Preparing to Replace Nexus

rubyrailstoolingbuilding-in-public

We’ve been running Sonatype Nexus as our artifact server for years. It hosts our internal gems, proxies rubygems.org, and serves as our Docker registry. It works. Really well, most of the time. But sometimes it doesn’t.

The failure modes are always the same. Storage fills up with no warning because Nexus doesn’t have meaningful quotas or alerts, so the first sign of trouble is a failed gem push or a Docker build that can’t pull a base image. Cleaning up old artifacts and Docker image layers is a manual process that involves navigating a clunky admin UI and hoping the compaction task actually reclaims disk space. And our personal favorite: the upstream proxy randomly stops caching. Bundler requests hit rubygems.org directly instead of the local cache, builds slow down, and nobody notices until someone checks the logs. Oh, and did I mention that the rubygems push support is now over a year outdated, and largely undocumented?

It was time to do something about Nexus…

Meet Flux

Flux is what we’re building to replace Nexus. Not a general-purpose artifact server that tries to be everything, but a registry that fits into the tool chain we already have.

Wave CI builds our projects and pushes artifacts. Meera tracks the work. Sirius2 provides the components. The artifact registry is the connective tissue. Gems flow from CI into products, Docker images flow from builds into deployments. With Nexus, that connection was whatever its API happened to support. With Flux, we can make the registry a proper part of our infrastructure, aware of our access control, our scanning policies, our deployment patterns.

The security angle is what pushed this from “nice to have” to “we need to do this.” Supply-chain attacks are getting worse: dependency confusion, typosquatting, compromised packages. Nexus offers security scanning as a paid add-on, bolted onto a system that wasn’t designed around it. We want scanning in the core. Every artifact scanned by Trivy on ingestion. Vulnerable versions flagged automatically. The ability to block insecure downloads per-repository, or lock a specific artifact with a reason when a CVE drops. And namespace confusion protection built into the virtual repository layer, where if a gem name exists in any private repo, remote versions of that name are excluded entirely. An attacker can’t publish a higher version number on rubygems.org and have it win the resolution.

On the operations side: configurable blob stores with quotas we can actually set and enforce. Content-addressed deduplication so the same Docker layer shared by ten images is stored once. TTL-based caching with explicit expiry instead of Nexus’s “maybe it caches, maybe it doesn’t” behavior. And a cleanup job that finds orphaned blobs and removes them, so disk usage is predictable instead of a ticking bomb.

What Flux looks like

Three types of repositories:

Private hosts your own artifacts. Upload a gem, push a Docker image. The standard case.
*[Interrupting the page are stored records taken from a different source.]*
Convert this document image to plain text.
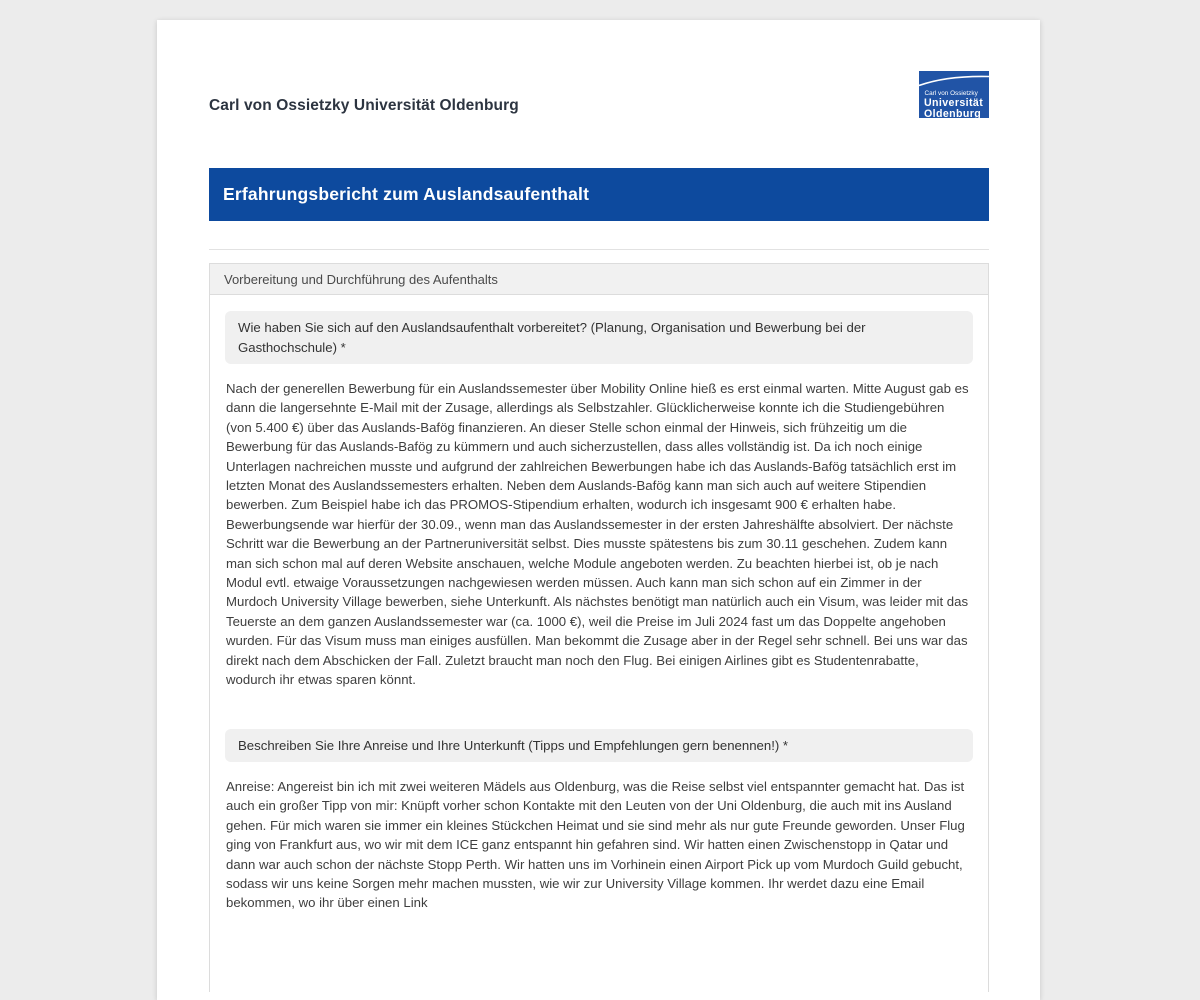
Carl von Ossietzky Universität Oldenburg
Carl von Ossietzky
Universität
Oldenburg
Erfahrungsbericht zum Auslandsaufenthalt
Vorbereitung und Durchführung des Aufenthalts
Wie haben Sie sich auf den Auslandsaufenthalt vorbereitet? (Planung, Organisation und Bewerbung bei der Gasthochschule) *
Nach der generellen Bewerbung für ein Auslandssemester über Mobility Online hieß es erst einmal warten. Mitte August gab es dann die langersehnte E-Mail mit der Zusage, allerdings als Selbstzahler. Glücklicherweise konnte ich die Studiengebühren (von 5.400 €) über das Auslands-Bafög finanzieren. An dieser Stelle schon einmal der Hinweis, sich frühzeitig um die Bewerbung für das Auslands-Bafög zu kümmern und auch sicherzustellen, dass alles vollständig ist. Da ich noch einige Unterlagen nachreichen musste und aufgrund der zahlreichen Bewerbungen habe ich das Auslands-Bafög tatsächlich erst im letzten Monat des Auslandssemesters erhalten. Neben dem Auslands-Bafög kann man sich auch auf weitere Stipendien bewerben. Zum Beispiel habe ich das PROMOS-Stipendium erhalten, wodurch ich insgesamt 900 € erhalten habe. Bewerbungsende war hierfür der 30.09., wenn man das Auslandssemester in der ersten Jahreshälfte absolviert. Der nächste Schritt war die Bewerbung an der Partneruniversität selbst. Dies musste spätestens bis zum 30.11 geschehen. Zudem kann man sich schon mal auf deren Website anschauen, welche Module angeboten werden. Zu beachten hierbei ist, ob je nach Modul evtl. etwaige Voraussetzungen nachgewiesen werden müssen. Auch kann man sich schon auf ein Zimmer in der Murdoch University Village bewerben, siehe Unterkunft. Als nächstes benötigt man natürlich auch ein Visum, was leider mit das Teuerste an dem ganzen Auslandssemester war (ca. 1000 €), weil die Preise im Juli 2024 fast um das Doppelte angehoben wurden. Für das Visum muss man einiges ausfüllen. Man bekommt die Zusage aber in der Regel sehr schnell. Bei uns war das direkt nach dem Abschicken der Fall. Zuletzt braucht man noch den Flug. Bei einigen Airlines gibt es Studentenrabatte, wodurch ihr etwas sparen könnt.
Beschreiben Sie Ihre Anreise und Ihre Unterkunft (Tipps und Empfehlungen gern benennen!) *
Anreise: Angereist bin ich mit zwei weiteren Mädels aus Oldenburg, was die Reise selbst viel entspannter gemacht hat. Das ist auch ein großer Tipp von mir: Knüpft vorher schon Kontakte mit den Leuten von der Uni Oldenburg, die auch mit ins Ausland gehen. Für mich waren sie immer ein kleines Stückchen Heimat und sie sind mehr als nur gute Freunde geworden. Unser Flug ging von Frankfurt aus, wo wir mit dem ICE ganz entspannt hin gefahren sind. Wir hatten einen Zwischenstopp in Qatar und dann war auch schon der nächste Stopp Perth. Wir hatten uns im Vorhinein einen Airport Pick up vom Murdoch Guild gebucht, sodass wir uns keine Sorgen mehr machen mussten, wie wir zur University Village kommen. Ihr werdet dazu eine Email bekommen, wo ihr über einen Link
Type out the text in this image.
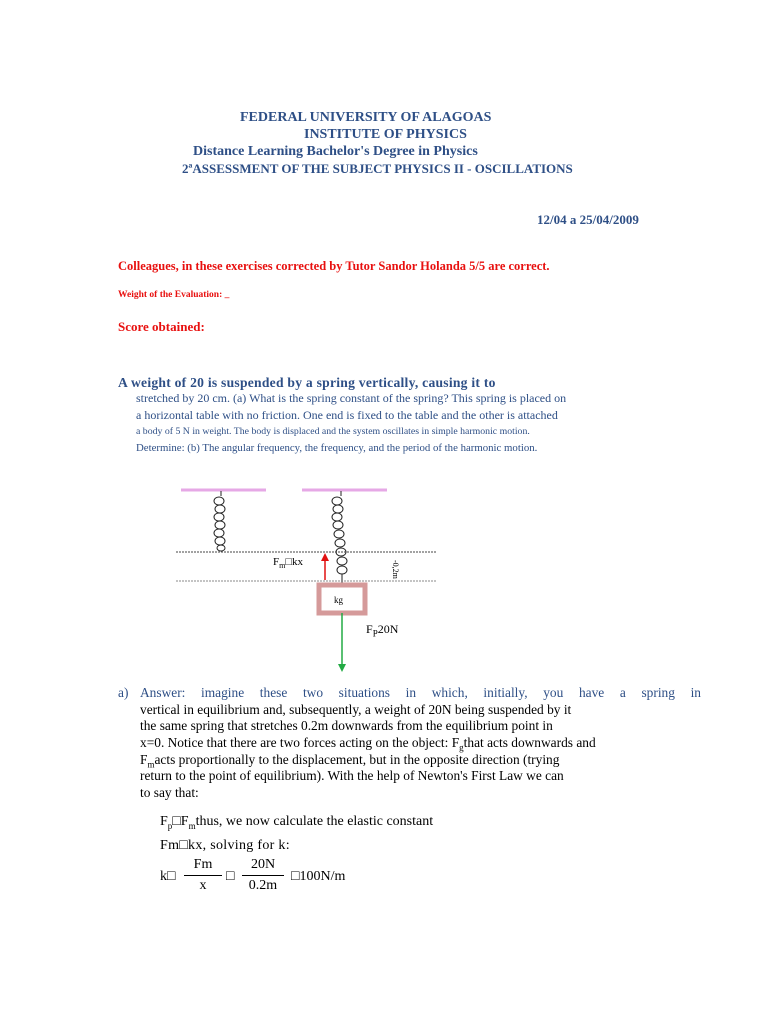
FEDERAL UNIVERSITY OF ALAGOAS
INSTITUTE OF PHYSICS
Distance Learning Bachelor's Degree in Physics
2ªASSESSMENT OF THE SUBJECT PHYSICS II - OSCILLATIONS
12/04 a 25/04/2009
Colleagues, in these exercises corrected by Tutor Sandor Holanda 5/5 are correct.
Weight of the Evaluation: _
Score obtained:
A weight of 20 is suspended by a spring vertically, causing it to
stretched by 20 cm. (a) What is the spring constant of the spring? This spring is placed on
a horizontal table with no friction. One end is fixed to the table and the other is attached
a body of 5 N in weight. The body is displaced and the system oscillates in simple harmonic motion.
Determine: (b) The angular frequency, the frequency, and the period of the harmonic motion.
$F_m□kx$	-0,2m
kg
$F_P20N$
a) Answer: imagine these two situations in which, initially, you have a spring in
vertical in equilibrium and, subsequently, a weight of 20N being suspended by it
the same spring that stretches 0.2m downwards from the equilibrium point in
x=0. Notice that there are two forces acting on the object: $F_gthat$ acts downwards and
$F_macts$ proportionally to the displacement, but in the opposite direction (trying
return to the point of equilibrium). With the help of Newton's First Law we can
to say that:
$F_p□F_mthus$, we now calculate the elastic constant
Fm□kx, solving for k:
k□
Fm
x
□
20N
0.2m
□100N/m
Upstream proxies an external source like rubygems.org. Fetches on demand, caches locally with configurable TTLs. Caches NOT_FOUND responses too, so a gem that doesn’t exist upstream doesn’t trigger a request every time Bundler asks.
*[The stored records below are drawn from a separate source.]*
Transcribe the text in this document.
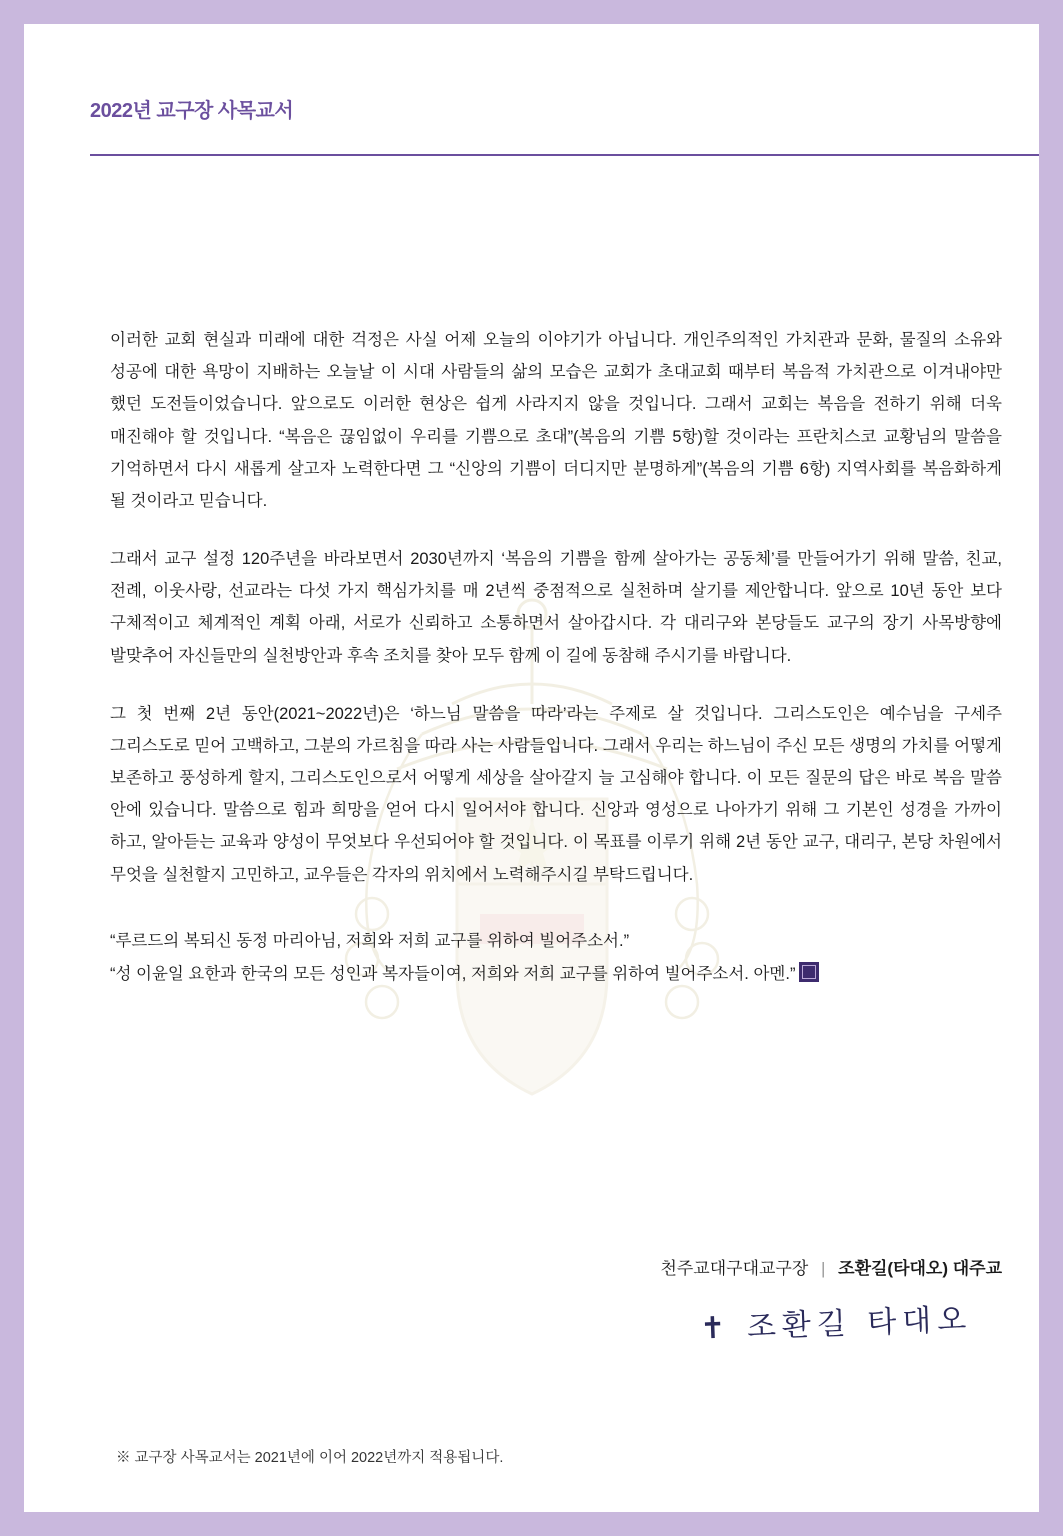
2022년 교구장 사목교서

이러한 교회 현실과 미래에 대한 걱정은 사실 어제 오늘의 이야기가 아닙니다. 개인주의적인 가치관과 문화, 물질의 소유와 성공에 대한 욕망이 지배하는 오늘날 이 시대 사람들의 삶의 모습은 교회가 초대교회 때부터 복음적 가치관으로 이겨내야만 했던 도전들이었습니다. 앞으로도 이러한 현상은 쉽게 사라지지 않을 것입니다. 그래서 교회는 복음을 전하기 위해 더욱 매진해야 할 것입니다. “복음은 끊임없이 우리를 기쁨으로 초대”(복음의 기쁨 5항)할 것이라는 프란치스코 교황님의 말씀을 기억하면서 다시 새롭게 살고자 노력한다면 그 “신앙의 기쁨이 더디지만 분명하게”(복음의 기쁨 6항) 지역사회를 복음화하게 될 것이라고 믿습니다.

그래서 교구 설정 120주년을 바라보면서 2030년까지 ‘복음의 기쁨을 함께 살아가는 공동체’를 만들어가기 위해 말씀, 친교, 전례, 이웃사랑, 선교라는 다섯 가지 핵심가치를 매 2년씩 중점적으로 실천하며 살기를 제안합니다. 앞으로 10년 동안 보다 구체적이고 체계적인 계획 아래, 서로가 신뢰하고 소통하면서 살아갑시다. 각 대리구와 본당들도 교구의 장기 사목방향에 발맞추어 자신들만의 실천방안과 후속 조치를 찾아 모두 함께 이 길에 동참해 주시기를 바랍니다.

그 첫 번째 2년 동안(2021~2022년)은 ‘하느님 말씀을 따라’라는 주제로 살 것입니다. 그리스도인은 예수님을 구세주 그리스도로 믿어 고백하고, 그분의 가르침을 따라 사는 사람들입니다. 그래서 우리는 하느님이 주신 모든 생명의 가치를 어떻게 보존하고 풍성하게 할지, 그리스도인으로서 어떻게 세상을 살아갈지 늘 고심해야 합니다. 이 모든 질문의 답은 바로 복음 말씀 안에 있습니다. 말씀으로 힘과 희망을 얻어 다시 일어서야 합니다. 신앙과 영성으로 나아가기 위해 그 기본인 성경을 가까이 하고, 알아듣는 교육과 양성이 무엇보다 우선되어야 할 것입니다. 이 목표를 이루기 위해 2년 동안 교구, 대리구, 본당 차원에서 무엇을 실천할지 고민하고, 교우들은 각자의 위치에서 노력해주시길 부탁드립니다.

“루르드의 복되신 동정 마리아님, 저희와 저희 교구를 위하여 빌어주소서.”

“성 이윤일 요한과 한국의 모든 성인과 복자들이여, 저희와 저희 교구를 위하여 빌어주소서. 아멘.”

천주교대구대교구장 | 조환길(타대오) 대주교
✝ 조환길 타대오
※ 교구장 사목교서는 2021년에 이어 2022년까지 적용됩니다.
Virtual aggregates private and upstream repos behind a single URL. When Bundler resolves dependencies, the virtual registry checks private repos first, then upstream. The namespace confusion protection lives here: if my-internal-gem exists in any private repo, no upstream version of my-internal-gem can sneak in through the virtual endpoint.

The data model goes: Repository → Component (a named package) → Artifact (a version, possibly platform-specific) → Asset (a file) → Blob (content-addressed binary). Blobs are deduplicated by SHA256 and stored in a sharded directory structure. Multiple repositories can share a blob store.

First gem pushed

As of this week, the RubyGems API is fully implemented: compact index (names, versions, info/<name>) and the modern index (specs.4.8.gz). Upload a gem, and Flux parses it, extracts metadata, creates the component/artifact/blob records, and updates the index. The index update appends rather than regenerating from scratch, which matters when you have thousands of versions.

bundle install pointed at Flux works. gem push works. Our Gemfile source is still nexus.kuy.io for now. The migration hasn’t happened yet. But the replacement is ready.

What’s next

Docker registry support. The OCI Distribution Spec for layer uploads, manifests, and content-addressable storage. And then the migration itself, pointing our builds at Flux instead of Nexus and watching to see what breaks. Given our history with Nexus, the bar for “better” isn’t very high.